Bisnis.com, MALANG—172 perguruan Muhammadiyah dan Aisyiyah se-Indonesia menggelar deklarasi mendukung Palestina dapat segera bebas dan menghentikan konflik yang berkepanjangan.
Deklarasi itu dilaksanakan secara serentak, Selasa (7/5/2024). Di Universitas Muhammadiyah Malang (UMM) digelar deklarasi dan diskusi konflik Palestina dan Israel serta donasi.
“Diskusi dan deklarasi ini mencoba memberikan berbagai perspektif akan tragedi kemanusiaan di Palestina,” kata Rektor UMM Prof. Nazaruddin Malik,.

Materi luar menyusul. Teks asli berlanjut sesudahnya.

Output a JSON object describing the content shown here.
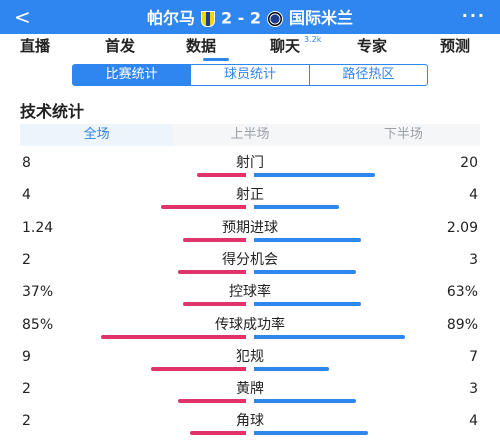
{
  "header": {
    "back": "<",
    "home_team": "帕尔马",
    "score": "2 - 2",
    "away_team": "国际米兰",
    "more": "···"
  },
  "tabs": [
    {
      "label": "直播"
    },
    {
      "label": "首发"
    },
    {
      "label": "数据"
    },
    {
      "label": "聊天",
      "badge": "3.2k"
    },
    {
      "label": "专家"
    },
    {
      "label": "预测"
    }
  ],
  "segments": [
    "比赛统计",
    "球员统计",
    "路径热区"
  ],
  "section_title": "技术统计",
  "periods": [
    "全场",
    "上半场",
    "下半场"
  ],
  "colors": {
    "home": "#e0336a",
    "away": "#2f86ef",
    "accent": "#2f86ef"
  },
  "stats": [
    {
      "label": "射门",
      "home": "8",
      "away": "20",
      "home_share": 0.29,
      "away_share": 0.71
    },
    {
      "label": "射正",
      "home": "4",
      "away": "4",
      "home_share": 0.5,
      "away_share": 0.5
    },
    {
      "label": "预期进球",
      "home": "1.24",
      "away": "2.09",
      "home_share": 0.37,
      "away_share": 0.63
    },
    {
      "label": "得分机会",
      "home": "2",
      "away": "3",
      "home_share": 0.4,
      "away_share": 0.6
    },
    {
      "label": "控球率",
      "home": "37%",
      "away": "63%",
      "home_share": 0.37,
      "away_share": 0.63
    },
    {
      "label": "传球成功率",
      "home": "85%",
      "away": "89%",
      "home_share": 0.85,
      "away_share": 0.89
    },
    {
      "label": "犯规",
      "home": "9",
      "away": "7",
      "home_share": 0.56,
      "away_share": 0.44
    },
    {
      "label": "黄牌",
      "home": "2",
      "away": "3",
      "home_share": 0.4,
      "away_share": 0.6
    },
    {
      "label": "角球",
      "home": "2",
      "away": "4",
      "home_share": 0.33,
      "away_share": 0.67
    }
  ]
}
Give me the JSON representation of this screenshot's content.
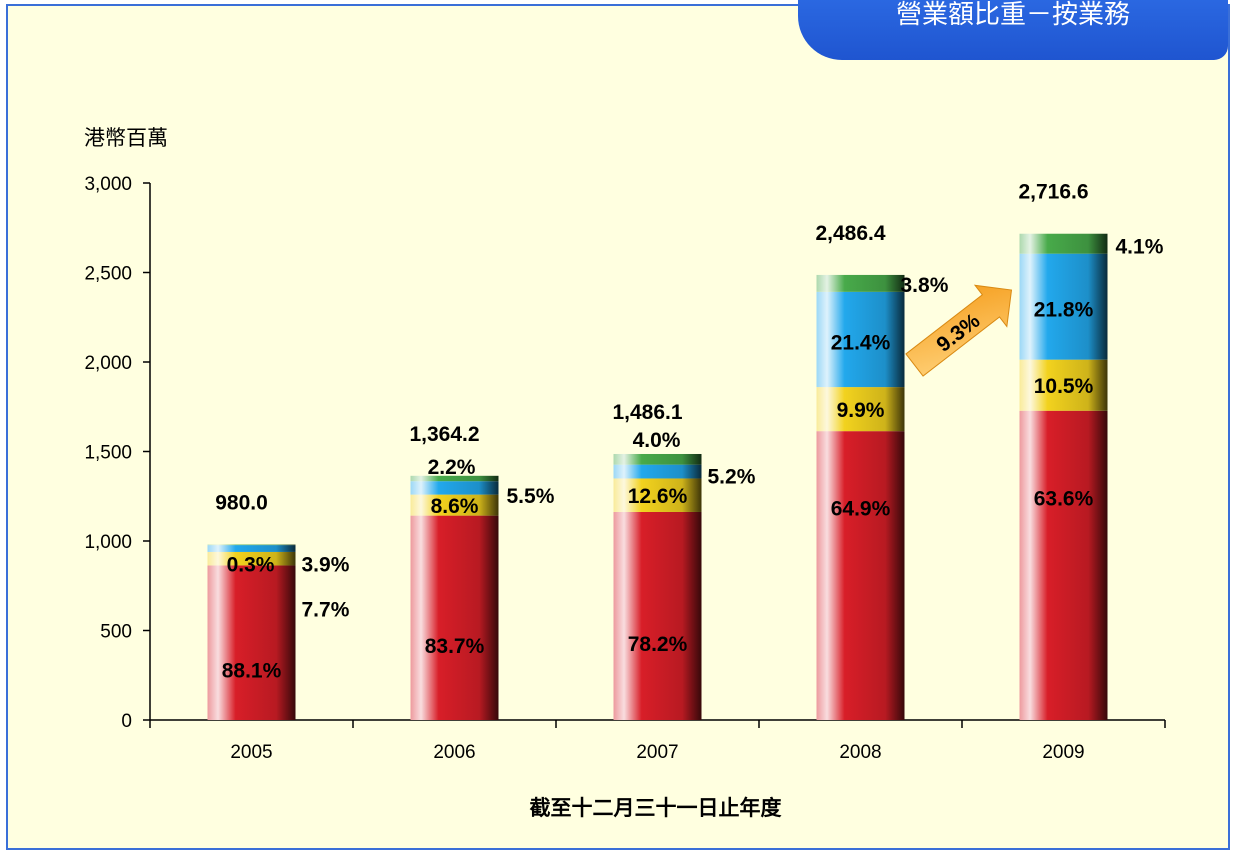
{
  "title": "營業額比重－按業務",
  "chart_data": {
    "type": "bar",
    "stacked": true,
    "unit_label": "港幣百萬",
    "xlabel": "截至十二月三十一日止年度",
    "ylabel": "",
    "ylim": [
      0,
      3000
    ],
    "yticks": [
      0,
      500,
      1000,
      1500,
      2000,
      2500,
      3000
    ],
    "ytick_labels": [
      "0",
      "500",
      "1,000",
      "1,500",
      "2,000",
      "2,500",
      "3,000"
    ],
    "categories": [
      "2005",
      "2006",
      "2007",
      "2008",
      "2009"
    ],
    "totals": [
      980.0,
      1364.2,
      1486.1,
      2486.4,
      2716.6
    ],
    "total_labels": [
      "980.0",
      "1,364.2",
      "1,486.1",
      "2,486.4",
      "2,716.6"
    ],
    "series": [
      {
        "color": "#d81e28",
        "percent": [
          88.1,
          83.7,
          78.2,
          64.9,
          63.6
        ],
        "labels": [
          "88.1%",
          "83.7%",
          "78.2%",
          "64.9%",
          "63.6%"
        ]
      },
      {
        "color": "#f2d21e",
        "percent": [
          7.7,
          8.6,
          12.6,
          9.9,
          10.5
        ],
        "labels": [
          "7.7%",
          "8.6%",
          "12.6%",
          "9.9%",
          "10.5%"
        ]
      },
      {
        "color": "#22a8ec",
        "percent": [
          3.9,
          5.5,
          5.2,
          21.4,
          21.8
        ],
        "labels": [
          "3.9%",
          "5.5%",
          "5.2%",
          "21.4%",
          "21.8%"
        ]
      },
      {
        "color": "#48aa4a",
        "percent": [
          0.3,
          2.2,
          4.0,
          3.8,
          4.1
        ],
        "labels": [
          "0.3%",
          "2.2%",
          "4.0%",
          "3.8%",
          "4.1%"
        ]
      }
    ],
    "annotation": {
      "text": "9.3%",
      "from": "2008",
      "to": "2009",
      "color": "#f59d1c"
    },
    "grid": false,
    "legend": "none"
  }
}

Dia menegaskan pula, dukungan akan lebih bagus lagi jika memahami konsep dan hal yang sedang terjadi. Apalagi Indonesia memang tidak mengamini kekerasan antar manusia. Adapun UMM juga telah mengambil berbagai sikap tegas dukungan untuk Palestina, misalnya dari segi finansial hingga kemanusiaan.
Dosen Fakultas Agama Islam UMM, Pradana Boy ZTF, menilai meski Indonesia memiliki banyak ideologi keagamaan, namun konflik yang terjadi di Palestina benar-benar bisa menyatukan mereka.
Sayangnya, dukungan besar ini tidak dibarengi dengan pemahaman konflik yang cukup. Berbagai upaya juga sudah dilakukan oleh masyarakat, termasuk dari sederet ormas yang ada.
Baca Juga
“Misalnya saja Muhammadiyah yang sudah bantuan finansial ke Palestina sebesar Rp45 miliar yang terkumpul melalui Lazismu. Memberikan pendidikan dan pelatihan bagi para pengungsi Palestina, hingga memperkuat dan pemberdayaan ekonomi,” ujarnya.
Selain itu, kata dia, ada pula Nahdlatul Ulama (NU) yang turut berkontribusi mendukung kebebasan Palestina. Misalnya saja dengan tujuh statement tentang posisi NU, bantuan dana, dan dukungan narasi di media sosial untuk mendukung Palestina.
Di samping itu, Boy juga menjelaskan beberapa tantangan dalam dukungan pada Palestina. Beberapa di antaranya pemahaman yang cukup akan konsep dukungan dan konflik, kurangnya persatuan sikap politik dari negara-negara muslim, hingga penyediaan dukungan substansial yang fokus pada solusi atas inti masalahnya.
Dosen Fisip UMM, Haryo Prasodjo selaku pakar pemikiran politik Islam, mengatakan konflik Palestina-Israel harus dilihat dari berbagai perspektif, bukan hanya dari aspek agama saja, namun juga pada sisi politik, militer, ekonomi dan lainnya.
“Apalagi ada juga aktor-aktor internasional yang berkecimpung. Siapa yang memasok rudal atau iron dome? Siapa yang diuntungkan dari konflik di tanah Palestina ini? Hal ini tentu sangat kompleks,” katanya.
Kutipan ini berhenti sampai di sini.